I can't say for sure that I ever crossed paths with Karen Greenstein, but I'm fairly certain I knew the sound of her voice.

It's the sort of relationship that develops between those who work in newsrooms and those who toil anonymously in the public sector — the clerical staffs, the receptionists, those behind the counter at fast-food restaurants who hand newsroom types a bag of dinner a few nights a week.

We talk to them on the phone, or through the speaker at a drive-thru. Sometimes, you hear them enough, you can tell when they're having a bad day, or are aggravated or have a cold.

Deal with them long enough over the years, and the formality in their voice drops and you create what passes for going from “contact” to “acquaintance” to (sometimes) something close to being a “friend.”

It's like friending someone clear across the country on Facebook — only with actual human interaction.

Karen Greenstein's voice came into the lives of those of us here at the Mail Tribune through her work as an emergency dispatcher for Emergency Communications of Southern Oregon — the sound in the background alerting first responders of critical moments that needed their attention, and reporters, photographers and editors of possible stories to cover.

We get to know these voices in the newsroom.
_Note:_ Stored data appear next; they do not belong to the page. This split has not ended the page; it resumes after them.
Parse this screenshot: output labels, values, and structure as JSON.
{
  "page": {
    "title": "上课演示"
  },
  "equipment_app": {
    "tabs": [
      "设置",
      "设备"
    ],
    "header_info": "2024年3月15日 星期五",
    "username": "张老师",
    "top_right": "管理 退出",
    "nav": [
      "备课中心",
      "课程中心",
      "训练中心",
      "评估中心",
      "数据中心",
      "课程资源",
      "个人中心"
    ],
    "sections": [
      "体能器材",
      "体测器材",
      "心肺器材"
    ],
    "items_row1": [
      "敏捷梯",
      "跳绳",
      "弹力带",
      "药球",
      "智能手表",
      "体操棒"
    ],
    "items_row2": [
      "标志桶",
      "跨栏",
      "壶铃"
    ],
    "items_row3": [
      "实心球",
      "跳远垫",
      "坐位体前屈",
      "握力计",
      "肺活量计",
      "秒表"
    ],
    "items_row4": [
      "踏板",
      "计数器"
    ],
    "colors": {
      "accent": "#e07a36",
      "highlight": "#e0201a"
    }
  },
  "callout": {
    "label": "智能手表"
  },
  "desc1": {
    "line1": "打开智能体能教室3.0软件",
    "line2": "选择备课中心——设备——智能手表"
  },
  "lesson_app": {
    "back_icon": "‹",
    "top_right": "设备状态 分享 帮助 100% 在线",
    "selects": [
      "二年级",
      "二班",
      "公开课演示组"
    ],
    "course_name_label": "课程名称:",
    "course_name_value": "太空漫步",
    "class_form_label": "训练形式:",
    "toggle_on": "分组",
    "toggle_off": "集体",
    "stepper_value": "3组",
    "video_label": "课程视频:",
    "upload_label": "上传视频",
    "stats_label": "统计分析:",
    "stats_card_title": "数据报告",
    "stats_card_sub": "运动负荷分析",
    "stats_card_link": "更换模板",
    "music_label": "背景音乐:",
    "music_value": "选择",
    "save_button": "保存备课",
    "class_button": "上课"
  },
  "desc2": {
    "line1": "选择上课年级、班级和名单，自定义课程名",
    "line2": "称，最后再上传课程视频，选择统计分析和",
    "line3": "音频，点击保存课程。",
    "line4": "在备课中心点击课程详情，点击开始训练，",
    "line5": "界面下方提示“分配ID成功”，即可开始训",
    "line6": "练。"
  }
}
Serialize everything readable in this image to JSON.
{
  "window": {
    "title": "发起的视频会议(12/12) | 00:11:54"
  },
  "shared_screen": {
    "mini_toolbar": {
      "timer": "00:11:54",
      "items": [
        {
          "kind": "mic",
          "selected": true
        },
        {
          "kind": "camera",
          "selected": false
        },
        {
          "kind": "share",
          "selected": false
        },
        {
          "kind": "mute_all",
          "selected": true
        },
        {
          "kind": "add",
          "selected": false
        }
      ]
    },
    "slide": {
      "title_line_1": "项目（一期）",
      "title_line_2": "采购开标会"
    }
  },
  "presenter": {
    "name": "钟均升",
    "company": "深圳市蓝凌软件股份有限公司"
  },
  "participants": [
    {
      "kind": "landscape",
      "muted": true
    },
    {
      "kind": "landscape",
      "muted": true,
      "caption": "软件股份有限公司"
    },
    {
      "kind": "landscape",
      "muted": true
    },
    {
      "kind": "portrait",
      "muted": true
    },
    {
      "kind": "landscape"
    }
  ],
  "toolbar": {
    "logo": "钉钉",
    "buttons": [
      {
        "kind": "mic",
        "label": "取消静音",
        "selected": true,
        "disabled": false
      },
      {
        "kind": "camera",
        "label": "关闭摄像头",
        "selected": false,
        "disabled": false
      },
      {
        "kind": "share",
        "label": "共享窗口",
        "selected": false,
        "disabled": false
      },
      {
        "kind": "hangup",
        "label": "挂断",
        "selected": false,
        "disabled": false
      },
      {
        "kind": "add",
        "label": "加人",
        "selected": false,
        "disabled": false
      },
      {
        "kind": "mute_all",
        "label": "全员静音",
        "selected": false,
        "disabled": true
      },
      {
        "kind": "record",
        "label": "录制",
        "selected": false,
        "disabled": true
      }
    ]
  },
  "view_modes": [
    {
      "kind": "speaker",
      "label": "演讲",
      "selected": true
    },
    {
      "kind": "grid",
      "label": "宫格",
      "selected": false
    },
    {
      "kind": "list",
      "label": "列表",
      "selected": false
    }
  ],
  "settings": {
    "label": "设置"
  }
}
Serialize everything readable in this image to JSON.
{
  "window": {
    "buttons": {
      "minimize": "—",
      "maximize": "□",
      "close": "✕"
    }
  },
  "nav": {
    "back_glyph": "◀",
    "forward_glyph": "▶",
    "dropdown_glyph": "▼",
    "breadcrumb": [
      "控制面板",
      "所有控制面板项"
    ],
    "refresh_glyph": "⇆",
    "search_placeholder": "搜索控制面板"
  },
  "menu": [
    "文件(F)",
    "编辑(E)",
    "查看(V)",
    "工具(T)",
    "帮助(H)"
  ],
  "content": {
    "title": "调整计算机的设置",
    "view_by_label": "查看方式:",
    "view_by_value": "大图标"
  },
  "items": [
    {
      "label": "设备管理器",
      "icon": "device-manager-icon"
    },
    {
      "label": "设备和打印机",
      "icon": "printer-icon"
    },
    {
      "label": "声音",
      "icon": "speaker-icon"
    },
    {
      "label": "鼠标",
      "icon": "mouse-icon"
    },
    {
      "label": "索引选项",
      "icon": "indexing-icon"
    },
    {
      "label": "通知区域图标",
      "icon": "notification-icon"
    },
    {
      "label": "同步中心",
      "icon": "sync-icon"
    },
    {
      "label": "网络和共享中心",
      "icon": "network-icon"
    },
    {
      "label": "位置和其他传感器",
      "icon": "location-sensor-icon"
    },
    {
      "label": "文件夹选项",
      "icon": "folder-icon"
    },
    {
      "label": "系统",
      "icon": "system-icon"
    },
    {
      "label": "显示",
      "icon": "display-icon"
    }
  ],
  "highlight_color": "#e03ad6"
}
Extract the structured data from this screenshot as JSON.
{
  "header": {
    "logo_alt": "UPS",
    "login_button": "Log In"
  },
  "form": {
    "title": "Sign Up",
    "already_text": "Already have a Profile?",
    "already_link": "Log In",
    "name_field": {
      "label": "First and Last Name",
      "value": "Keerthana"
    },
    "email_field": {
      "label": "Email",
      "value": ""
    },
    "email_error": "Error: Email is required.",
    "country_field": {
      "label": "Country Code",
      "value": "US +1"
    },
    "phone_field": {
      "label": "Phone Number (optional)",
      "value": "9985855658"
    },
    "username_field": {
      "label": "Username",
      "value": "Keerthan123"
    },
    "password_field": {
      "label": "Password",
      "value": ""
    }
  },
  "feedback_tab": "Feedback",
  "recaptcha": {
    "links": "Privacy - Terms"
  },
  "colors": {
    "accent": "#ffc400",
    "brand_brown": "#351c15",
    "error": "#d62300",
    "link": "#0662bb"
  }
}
And because most of them — dispatchers and responders alike — are with us every night, we tend to incorporate them in the flow of our evening, into the pulse of our week.

And for those of us who — like Karen — pull late-night duty, we establish a connection by osmosis. That someone else out there is sitting in a different cubicle, behind a different desk, on the wrong side of midnight.

The night Karen Greenstein died on Interstate 5 in the vicinity of milepost 25, I had driven that same stretch of southbound highway roughly two hours earlier — like her, on my way home to Ashland.

I've been making that drive for nearly 15 years at some point between midnight and 2 a.m. — watching for the small group of deer that feed just off the shoulder, noting the semis that have pulled into the rest area or parked to grab a bite at the Iron Skillet.

We're most likely by ourselves at that hour, returning from work, with perhaps the radio or a favorite CD to keep us company — and awake. A few times a month, a glorious moon decides to light our way … and we feel for a fleeting instant that we are alone in the world.
At that time of night, that time of morning, every section of stillness along the asphalt is at once familiar and terrifying.

Regulars who know the drive know what to do when there's a threat of snow, when long-haulers need to get over the Siskiyou Summit.

We know to watch for construction crews, the occasional hitchhiker, the way traffic slows in the fog as someone up ahead is navigating their way to the exit for Phoenix or Talent.
What Karen Greenstein couldn't have known — shouldn't have had to know — was that at about 3 a.m., her ride home would end when a driver approached her on Interstate 5 going the wrong way.

Those of us who have to make that drive — knowing the dangers that could await are often related to the poor recreational choices of others — find no solace in this “There but for the grace of God” moment. Her family's tragedy is no one else's good fortune, no matter how familiar we are with the road Karen Greenstein traveled.

Or, for that matter, if we know we could have been in the other car.

I've traveled that particular road, too. Tuesday marks the 25th symbolic anniversary of my sobriety. Symbolic, because while I know what time of year the choice was made, the exact date remains fuzzy in my memory — like so many other events of the years that came before it.

April 1 stands for the day I decided to stop fooling myself.

It is not a milestone to be celebrated. I'd much rather have had no reason to mark it at all. That I've purposely missed generations in the evolution of alcohol — craft beers, boxed wines, Zima — is a choice filled with regret, occasional envy and moments of strained personal fortitude.

There are now smartphone apps designed for alcoholics in recovery, or in denial, that provide courage, diversion or assistance in times of weakness. April itself is National Alcohol Awareness Month. Be a friend ... to someone you know or to yourself.

A life after drinking is a whirlpool of emotions, slowed by moments such as Thursday morning, finding out about the crash on I-5 that took one life, left another hanging in the balance, and affected dozens more as the ripples of personal interaction spread out.

We read stories about a nightmare such as this, we stop in traffic as emergency personnel do their duty, we hear the details in casual conversation ... and still it has the ability to strike in a place deeper than when we hear of tragedies larger in scope.

We find a reason to relate, a moment to reflect. We find ourselves asking the same questions that come to mind the last time this set of circumstances led to this same result. It's not a question of “why?” but a question of “why again?” And, more than likely, “why the next time?”

The voices of those we have lost are stilled, but we hear them.